Quite simply, contemporary notions of what it means to 'be a man', emotional resilience and a total detachment from 'superficial' or 'feminine' concerns such as looks and appearance, for instance, are utterly and disastrously toxic. Men are trained to be instinctively hesitant to express any emotion or enact any behaviour understood to be antithetical to their masculinity, which in turn is perceived as the defining feature of both their worth and their identity. (Men even have to buy 'man-size' tissues - presumably for big manly tears, reserved only for when you dislocate your pelvis playing rugby or for when Marco Pierre White is chopping onions).

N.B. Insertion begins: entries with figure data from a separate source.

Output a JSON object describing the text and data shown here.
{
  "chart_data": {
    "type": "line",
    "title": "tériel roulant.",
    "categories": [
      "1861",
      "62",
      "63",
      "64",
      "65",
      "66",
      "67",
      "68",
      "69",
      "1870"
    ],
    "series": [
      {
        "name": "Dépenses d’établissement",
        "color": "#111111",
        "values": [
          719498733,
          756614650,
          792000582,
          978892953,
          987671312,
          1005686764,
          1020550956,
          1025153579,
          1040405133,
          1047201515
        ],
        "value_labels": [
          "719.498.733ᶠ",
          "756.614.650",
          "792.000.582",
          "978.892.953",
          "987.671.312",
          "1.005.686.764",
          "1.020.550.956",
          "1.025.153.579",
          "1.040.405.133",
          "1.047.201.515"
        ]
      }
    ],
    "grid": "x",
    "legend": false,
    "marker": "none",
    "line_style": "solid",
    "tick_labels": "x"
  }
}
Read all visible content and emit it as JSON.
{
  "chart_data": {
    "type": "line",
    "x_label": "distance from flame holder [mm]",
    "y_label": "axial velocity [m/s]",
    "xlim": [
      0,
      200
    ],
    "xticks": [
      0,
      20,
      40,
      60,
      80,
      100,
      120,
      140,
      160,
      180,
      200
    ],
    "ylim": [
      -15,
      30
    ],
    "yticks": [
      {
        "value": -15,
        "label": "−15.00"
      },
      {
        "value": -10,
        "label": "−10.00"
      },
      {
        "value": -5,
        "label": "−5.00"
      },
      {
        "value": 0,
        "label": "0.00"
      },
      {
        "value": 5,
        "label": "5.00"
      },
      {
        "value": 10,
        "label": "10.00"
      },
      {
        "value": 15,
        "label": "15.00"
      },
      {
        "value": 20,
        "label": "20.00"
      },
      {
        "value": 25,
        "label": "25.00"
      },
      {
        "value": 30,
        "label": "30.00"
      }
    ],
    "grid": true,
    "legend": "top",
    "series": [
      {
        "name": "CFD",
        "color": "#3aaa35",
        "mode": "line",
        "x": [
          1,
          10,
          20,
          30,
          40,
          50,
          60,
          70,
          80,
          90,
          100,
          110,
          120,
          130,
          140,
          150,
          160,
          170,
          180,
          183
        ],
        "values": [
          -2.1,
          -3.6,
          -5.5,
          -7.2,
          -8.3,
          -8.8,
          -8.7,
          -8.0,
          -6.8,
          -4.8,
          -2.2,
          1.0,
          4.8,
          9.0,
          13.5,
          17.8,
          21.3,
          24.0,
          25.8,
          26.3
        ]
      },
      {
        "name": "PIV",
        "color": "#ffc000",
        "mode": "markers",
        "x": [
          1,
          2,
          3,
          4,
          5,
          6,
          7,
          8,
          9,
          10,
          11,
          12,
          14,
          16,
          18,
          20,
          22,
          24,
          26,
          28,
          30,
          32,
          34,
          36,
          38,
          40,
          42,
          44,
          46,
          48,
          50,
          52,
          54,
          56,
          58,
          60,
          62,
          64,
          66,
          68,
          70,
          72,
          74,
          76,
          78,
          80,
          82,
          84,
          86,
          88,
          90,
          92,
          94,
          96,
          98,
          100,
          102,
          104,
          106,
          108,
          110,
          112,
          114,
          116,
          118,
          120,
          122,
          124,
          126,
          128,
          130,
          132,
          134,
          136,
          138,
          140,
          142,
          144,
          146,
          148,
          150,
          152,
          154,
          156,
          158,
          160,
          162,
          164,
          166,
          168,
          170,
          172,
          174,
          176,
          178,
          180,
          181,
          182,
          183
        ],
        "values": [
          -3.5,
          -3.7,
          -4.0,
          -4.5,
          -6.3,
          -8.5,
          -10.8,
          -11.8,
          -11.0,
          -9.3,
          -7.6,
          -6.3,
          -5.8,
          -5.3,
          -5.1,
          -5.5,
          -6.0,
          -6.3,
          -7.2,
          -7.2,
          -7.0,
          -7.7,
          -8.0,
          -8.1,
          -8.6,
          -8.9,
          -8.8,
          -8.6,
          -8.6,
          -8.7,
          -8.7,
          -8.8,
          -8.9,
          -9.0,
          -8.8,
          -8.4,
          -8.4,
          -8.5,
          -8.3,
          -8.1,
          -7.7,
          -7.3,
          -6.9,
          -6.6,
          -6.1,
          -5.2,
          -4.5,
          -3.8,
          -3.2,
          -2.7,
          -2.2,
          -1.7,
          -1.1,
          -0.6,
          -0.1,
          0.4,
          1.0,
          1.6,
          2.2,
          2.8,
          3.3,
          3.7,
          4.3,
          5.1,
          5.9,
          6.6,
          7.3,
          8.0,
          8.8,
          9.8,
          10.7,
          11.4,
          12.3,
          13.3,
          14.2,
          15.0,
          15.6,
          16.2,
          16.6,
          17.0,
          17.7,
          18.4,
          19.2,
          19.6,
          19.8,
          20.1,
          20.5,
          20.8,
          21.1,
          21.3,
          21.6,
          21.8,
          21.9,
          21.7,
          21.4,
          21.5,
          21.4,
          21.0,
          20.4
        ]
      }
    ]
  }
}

So what do unrealistic expectations of 'masculinity' mean for male mental health?
It means that men are much less likely to seek help for psychological symptoms which are causing distress. It means that men are statistically much, much more likely to commit suicide, and it means that we, as a society, are training a generation of young men to police their behaviours and actions, much as I had to do in my own adolescence, which leads them to police their physicality, too.
A little known but increasingly widespread form of BDD is muscle dysmorphia. How many men do you know who are, frankly, obsessed with 'gains' and looking as 'big' as possible - but are never quite satisfied? I think it's time to start asking questions. Could it be, perhaps, that society has consistently stifled male emotional expression and, consequently, men are deeply ashamed about their secret capacity for societally-determined 'feminine' emotions? Are they therefore compensating through making themselves appear as 'masculine' as possible? No matter how much theorising we might do about the ostensibly 'new' phenomenon of muscle dysmorphia, the point is this: prescriptive notions of gender, and in particular masculinity, are turning many men towards destructive behaviours. Like many forms of body image disorders (and their natural bedfellow - the eating disorder), these obsessive behaviours, cognitive distortions, and the correlation of self-worth with body image, are often symptoms of deeper psychological distress.
Anyone who has suffered with BDD, totally irrespective of gender or sexual orientation, faces a civil war between body and mind each and every day. It is a war that cannot be won alone, and what's more, it's a war that many people don't even realise they shouldn't have to be fighting. It's one that I fight each and every day and have done for the best part of the last decade, so if challenging ridiculous gender prescriptivism and cultivating an open, tolerant society in which we aren't fat-shaming, bigoted homophobes (I'm looking at you, Northern Ireland) might go at least some way to winning the war against BDD - then please, let's all try and do that.